Das flush hatte ich deswegen hinzugefügt, aber musste leider feststellen, dass das nicht die Lösung war.


----------



## LimDul (10. Okt 2022)

Welche JPA Implementierung verwendest du?

Versuch mal den Level 2 Cache da zu deaktivieren - das Problem dürfte nicht die Bean sein, sondern generell der Level 2 Cache von JPA. Der behält die Objekte im Cache und lädt sie nur neu, wenn er mitbekommt, das sich was geändert hat. Und wenn du auf dem einen Server was änderst, bekommt es der andere nicht mit.

Den kann man zwar auch shared anlegen - aber hören meine Kenntnisse auf.


----------



## Oneixee5 (10. Okt 2022)

Du musst einen Weg finden, das bei einer Änderung die Daten vom anderen Server neu geladen werden. Man kann einen Shared Cache verwenden, z.B. Redis, um das Problem zu umgehen oder eine Server2Server-Kommunikation etablieren, so das sich beide Server gegenseitig über Änderungen informieren. Die dritte Möglichkeit wäre, ganz auf Caching zu verzichten, dann werden die Daten aber jedes mal aus der DB geladen, wenn sie benötigt werden.
Wir gehen bei JEE immer den Weg über Cluster.

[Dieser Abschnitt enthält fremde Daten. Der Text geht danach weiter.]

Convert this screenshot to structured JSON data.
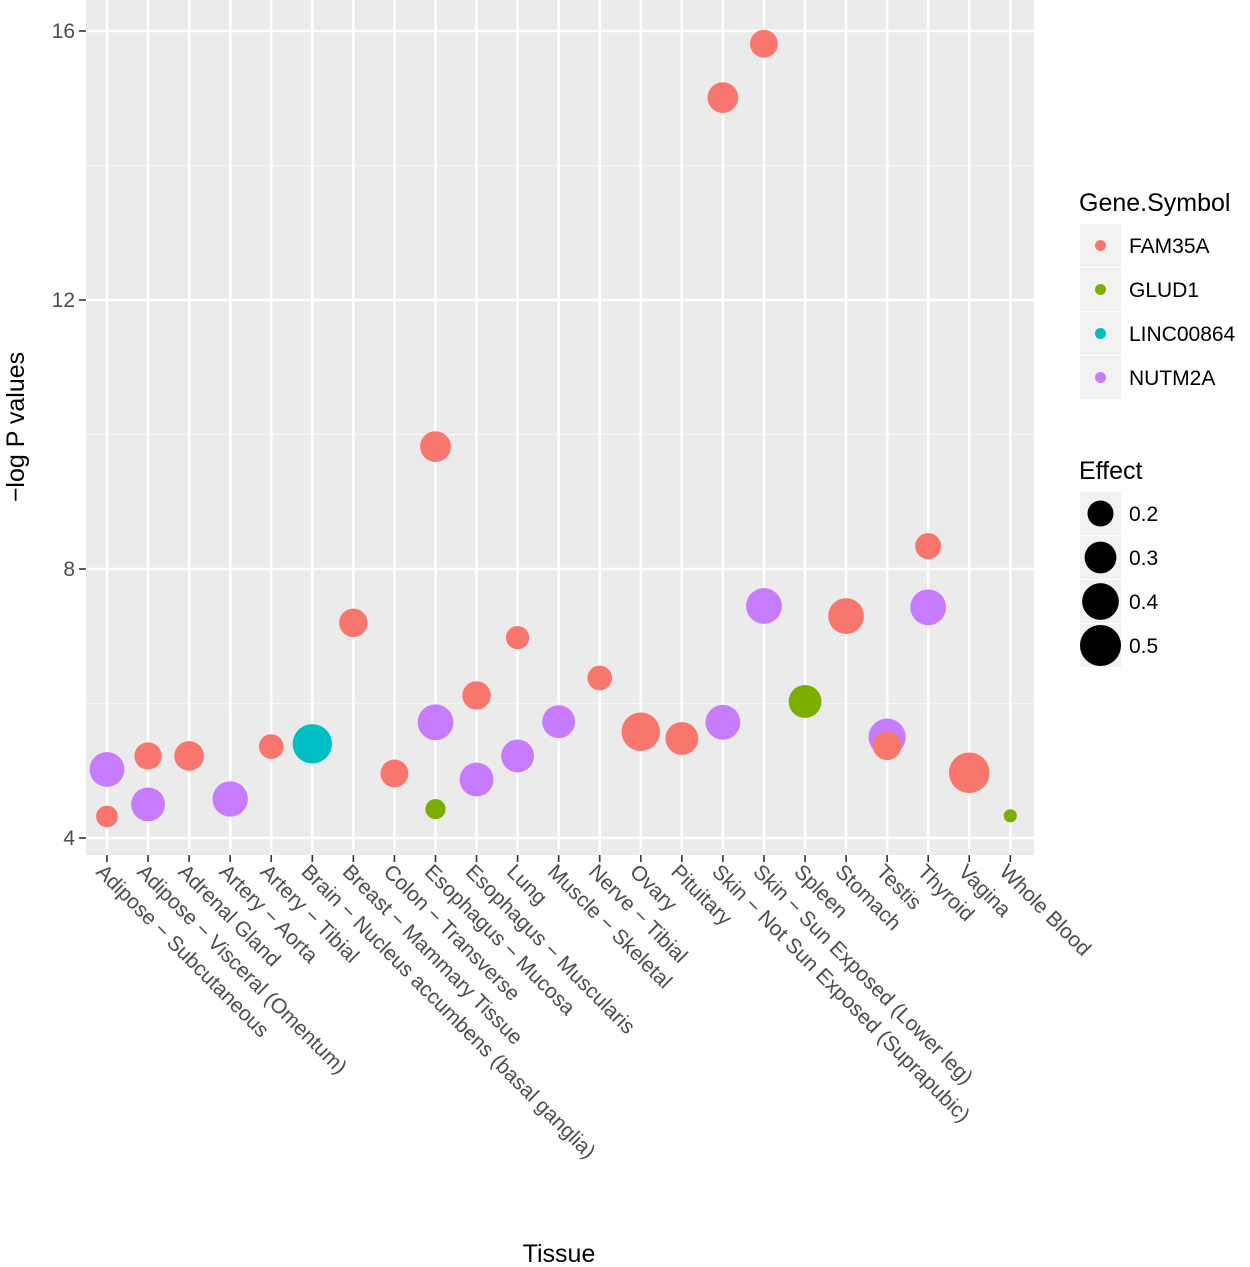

Dann kann man die Anwendung dynamisch auf verschiedene VM's verteilen aber gleichzeitig Singleton Services definieren, welche einen einzigen globalen Zustand halten, auch über mehrere JVM's hinweg.


----------



## DaBe1812 (10. Okt 2022)

Hi, ich benutze EclipseLink und hab da mal das Caching durchgelesen. Ein Weg wäre wohl RMI. So, wie ich das lese muss ich es wohl erstmal nur einschalten, den Rest macht es automatisch.
@Oneixee5 : Kannst du mir da etwas zum Lesen empfehlen, das hört sich an, als wenn ich damit generell noch optimieren könnte. Wir haben nämlich auch Timer, die mehrfach laufen und nicht sollte, und Timer, die ich gerne auf jeder VM laufen haben möchte.


----------



## httpdigest (10. Okt 2022)

Google "EclipseLink JPA disable cache" --> https://wiki.eclipse.org/EclipseLink/FAQ/How_to_disable_the_shared_cache?
"RMI" as in "Remote Method Invocation" hat hiermit absolut überhaupt nichts zu tun.


----------



## DaBe1812 (10. Okt 2022)

Also kann ich damit nichts anfangen: Cache Coordination
Mit Beispiel hier: Examples
So, wie ich das verstehe unterhalten sich die beiden Server über die Datenbankverbindung. Ich möchte den Cache eigentlich nicht deaktivieren, wenn es möglich wäre, dass Server B mit bekommt, dass Server A etwas verändert hat.


----------



## LimDul (10. Okt 2022)

Du kannst dir das mal ansehen: https://medium.com/codex/scaling-your-database-with-eclipselink-and-redis-d8a6c809a155

So wie ich das mit Googlen verstanden gibt es out of the Box für Eclipselink 2 Möglichkeiten:

a) RMI (Das will man nicht. Never ever)
b) JMS - Setzt aber wohl einen MessageBroker voraus 

Oder halt eine Eigenbaulösung wie oben im Link, bzw. hier auch noch mal https://dzone.com/articles/scaling-database-with-eclipselink-and-redis-9

Als dritte Lösung - die aber vermutlich am aufwendigsten ist - ist redis + Umstieg auf Hibernate, weil hibernate das wohl automatisch kann.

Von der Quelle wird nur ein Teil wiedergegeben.